No que toca ao mercado de trabalho, a ideia que predomina é a de que os imigrantes “roubam” os trabalhos aos portugueses. Se pesquisarmos um pouco sobre a inserção dos imigrantes no mercado de trabalho, facilmente nos apercebermos que estes estão em trabalhos mais precários, em piores condições, menor possibilidade de progressão profissional e com pior remuneração. O número de contratos temporários e de part-time é superior entre os imigrantes do que entre os portugueses, com aqueles a receberem, em média, menos 94 € do que os nacionais.
Ao argumento de que os imigrantes são a causa da falta de casas ou do seu aumento. Mais uma vez, a realidade destoa do que do senso-comum. Em Lisboa, por exemplo, entre os sem-abrigo, são os imigrantes a maioria e, num plano mais alargado, entre os que conseguem casa, alguns vivem em contentores ou casas sobrelotadas.

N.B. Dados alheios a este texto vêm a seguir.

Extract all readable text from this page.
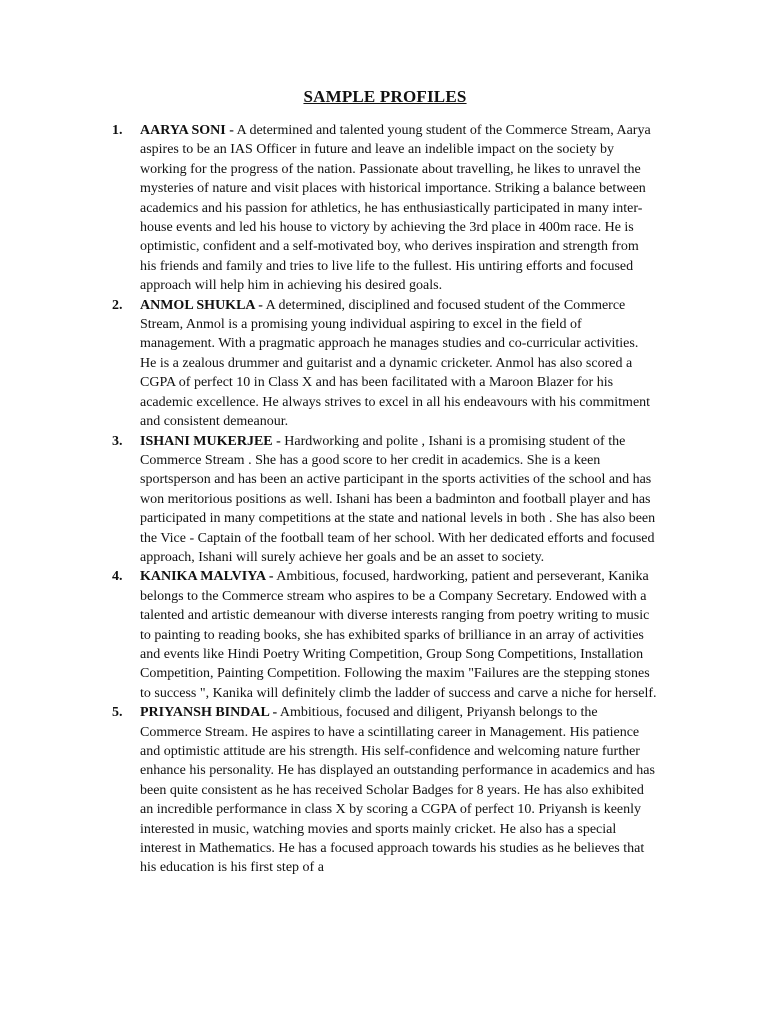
SAMPLE PROFILES
1.	AARYA SONI - A determined and talented young student of the Commerce Stream, Aarya aspires to be an IAS Officer in future and leave an indelible impact on the society by working for the progress of the nation. Passionate about travelling, he likes to unravel the mysteries of nature and visit places with historical importance. Striking a balance between academics and his passion for athletics, he has enthusiastically participated in many inter-house events and led his house to victory by achieving the 3rd place in 400m race. He is optimistic, confident and a self-motivated boy, who derives inspiration and strength from his friends and family and tries to live life to the fullest. His untiring efforts and focused approach will help him in achieving his desired goals.
2.	ANMOL SHUKLA - A determined, disciplined and focused student of the Commerce Stream, Anmol is a promising young individual aspiring to excel in the field of management. With a pragmatic approach he manages studies and co-curricular activities. He is a zealous drummer and guitarist and a dynamic cricketer. Anmol has also scored a CGPA of perfect 10 in Class X and has been facilitated with a Maroon Blazer for his academic excellence. He always strives to excel in all his endeavours with his commitment and consistent demeanour.
3.	ISHANI MUKERJEE - Hardworking and polite , Ishani is a promising student of the Commerce Stream . She has a good score to her credit in academics. She is a keen sportsperson and has been an active participant in the sports activities of the school and has won meritorious positions as well. Ishani has been a badminton and football player and has participated in many competitions at the state and national levels in both . She has also been the Vice - Captain of the football team of her school. With her dedicated efforts and focused approach, Ishani will surely achieve her goals and be an asset to society.
4.	KANIKA MALVIYA - Ambitious, focused, hardworking, patient and perseverant, Kanika belongs to the Commerce stream who aspires to be a Company Secretary. Endowed with a talented and artistic demeanour with diverse interests ranging from poetry writing to music to painting to reading books, she has exhibited sparks of brilliance in an array of activities and events like Hindi Poetry Writing Competition, Group Song Competitions, Installation Competition, Painting Competition. Following the maxim "Failures are the stepping stones to success ", Kanika will definitely climb the ladder of success and carve a niche for herself.
5.	PRIYANSH BINDAL - Ambitious, focused and diligent, Priyansh belongs to the Commerce Stream. He aspires to have a scintillating career in Management. His patience and optimistic attitude are his strength. His self-confidence and welcoming nature further enhance his personality. He has displayed an outstanding performance in academics and has been quite consistent as he has received Scholar Badges for 8 years. He has also exhibited an incredible performance in class X by scoring a CGPA of perfect 10. Priyansh is keenly interested in music, watching movies and sports mainly cricket. He also has a special interest in Mathematics. He has a focused approach towards his studies as he believes that his education is his first step of a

O crescimento do Chega não se justificará, certamente, com o “acordar” de uma multidão saudosista de Salazar ou xenófoba. Todavia, umas das explicações, passa certamente pela reação ao facto dos partidos que deixaram de responder aos problemas enfrentados pela nossa sociedade e a um ceder ao canto da sereia populista, que também não resolverá o problema.
Hoje, Portugal é o país onde cerca de 13% da população vive em casas sobrelotadas ou com humidade, onde 60% dos agregados têm dificuldade em suportar os custos com a habitação e 12% acredita que está em risco de perder a habitação nos próximos cinco anos. Temos quase 20% da população portuguesa que não consegue aquecer a casa, o que nos coloca em quarto lugar na União Europeia. Infelizmente, nem ter um trabalho é condição para conseguir ter um teto onde dormir, porque já existem trabalhadores que vivem na rua.

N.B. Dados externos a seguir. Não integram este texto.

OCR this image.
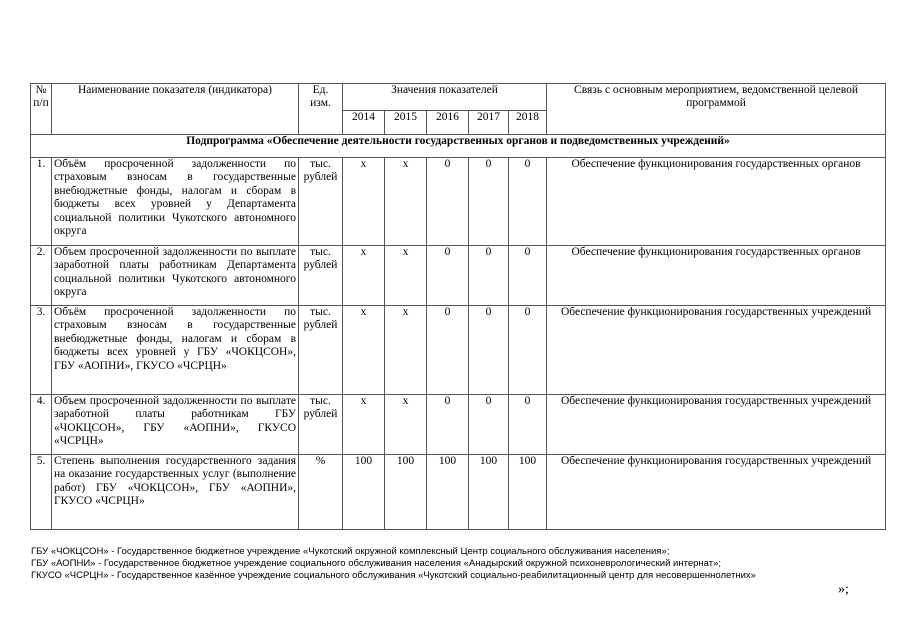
№ п/п	Наименование показателя (индикатора)	Ед. изм.	Значения показателей					Связь с основным мероприятием, ведомственной целевой программой
			2014	2015	2016	2017	2018	
Подпрограмма «Обеспечение деятельности государственных органов и подведомственных учреждений»								
1.	Объём просроченной задолженности по страховым взносам в государственные внебюджетные фонды, налогам и сборам в бюджеты всех уровней у Департамента социальной политики Чукотского автономного округа	тыс. рублей	х	х	0	0	0	Обеспечение функционирования государственных органов
2.	Объем просроченной задолженности по выплате заработной платы работникам Департамента социальной политики Чукотского автономного округа	тыс. рублей	х	х	0	0	0	Обеспечение функционирования государственных органов
3.	Объём просроченной задолженности по страховым взносам в государственные внебюджетные фонды, налогам и сборам в бюджеты всех уровней у ГБУ «ЧОКЦСОН», ГБУ «АОПНИ», ГКУСО «ЧСРЦН»	тыс. рублей	х	х	0	0	0	Обеспечение функционирования государственных учреждений
4.	Объем просроченной задолженности по выплате заработной платы работникам ГБУ «ЧОКЦСОН», ГБУ «АОПНИ», ГКУСО «ЧСРЦН»	тыс. рублей	х	х	0	0	0	Обеспечение функционирования государственных учреждений
5.	Степень выполнения государственного задания на оказание государственных услуг (выполнение работ) ГБУ «ЧОКЦСОН», ГБУ «АОПНИ», ГКУСО «ЧСРЦН»	%	100	100	100	100	100	Обеспечение функционирования государственных учреждений
ГБУ «ЧОКЦСОН» - Государственное бюджетное учреждение «Чукотский окружной комплексный Центр социального обслуживания населения»;
ГБУ «АОПНИ» - Государственное бюджетное учреждение социального обслуживания населения «Анадырский окружной психоневрологический интернат»;
ГКУСО «ЧСРЦН» - Государственное казённое учреждение социального обслуживания «Чукотский социально-реабилитационный центр для несовершеннолетних»
»;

Temos os jovens mais bem preparados de sempre, mas com uma taxa de desemprego de 20,3%, que contrasta com 6,5% para o total nacional. Entre os jovens1 que conseguem um trabalho, 60,7% recebe um salário inferior a 1000 € líquidos mensalmente. Somos o país onde um jovem licenciado recebia menos em 2020 do que um jovem licenciado que entrasse no mercado de trabalho em 2006.

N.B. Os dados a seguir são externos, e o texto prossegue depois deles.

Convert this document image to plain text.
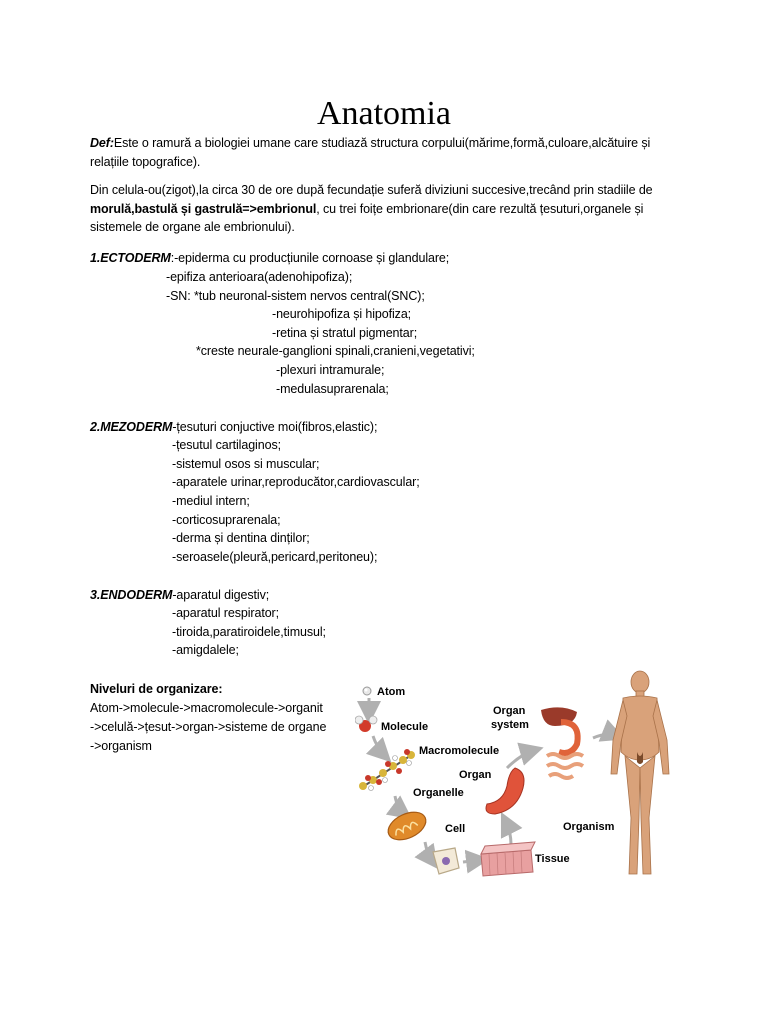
Anatomia
Def:Este o ramură a biologiei umane care studiază structura corpului(mărime,formă,culoare,alcătuire și relațiile topografice).
Din celula-ou(zigot),la circa 30 de ore după fecundație suferă diviziuni succesive,trecând prin stadiile de morulă,bastulă și gastrulă=>embrionul, cu trei foițe embrionare(din care rezultă țesuturi,organele și sistemele de organe ale embrionului).
1.ECTODERM:-epiderma cu producțiunile cornoase și glandulare;
-epifiza anterioara(adenohipofiza);
-SN: *tub neuronal-sistem nervos central(SNC);
-neurohipofiza și hipofiza;
-retina și stratul pigmentar;
*creste neurale-ganglioni spinali,cranieni,vegetativi;
-plexuri intramurale;
-medulasuprarenala;
2.MEZODERM-țesuturi conjuctive moi(fibros,elastic);
-țesutul cartilaginos;
-sistemul osos si muscular;
-aparatele urinar,reproducător,cardiovascular;
-mediul intern;
-corticosuprarenala;
-derma și dentina dinților;
-seroasele(pleură,pericard,peritoneu);
3.ENDODERM-aparatul digestiv;
-aparatul respirator;
-tiroida,paratiroidele,timusul;
-amigdalele;
Niveluri de organizare:
Atom->molecule->macromolecule->organit
->celulă->țesut->organ->sisteme de organe
->organism
Atom
Molecule
Macromolecule
Organelle
Cell
Tissue
Organ
Organ
system
Organism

O Governo de António Costa teve a proeza de conseguir o maior excedente orçamental em 50 anos, mas três em cada quatro famílias têm dificuldades em pagar as suas contas. Nas famílias que recebem até 800 € por mês, metade não consegue comprar os medicamentos que precisam.
A este retrato social poder-se-ia acrescentar os problemas no SNS ou na escola pública. Contudo, é suficiente para se perceber que estamos muito aquém do que seria suposto. Na verdade, entre políticas de austeridade, do PSD, e as contas certas do PS, muito pouco se tem feito para impulsionar a melhoria das condições de vida.
E é aqui que a retórica populista entra em ação, apontando os defeitos de uma elite corrupta e de um grupo de políticos que não representam o povo, sendo necessário mudar todo o sistema. O populismo, instrumento retórico da extrema-direita, explora estes problemas e procura criar uma polarização na sociedade, numa lógica de dividir para reinar, com um único objetivo: chegar ao poder. Do que sabemos por outras experiências, a liberdade e tolerância dada a estes partidos só serviu para reduzir a liberdade e criar políticas intolerantes.
1 Dados para jovens trabalhadores por conta de outrem.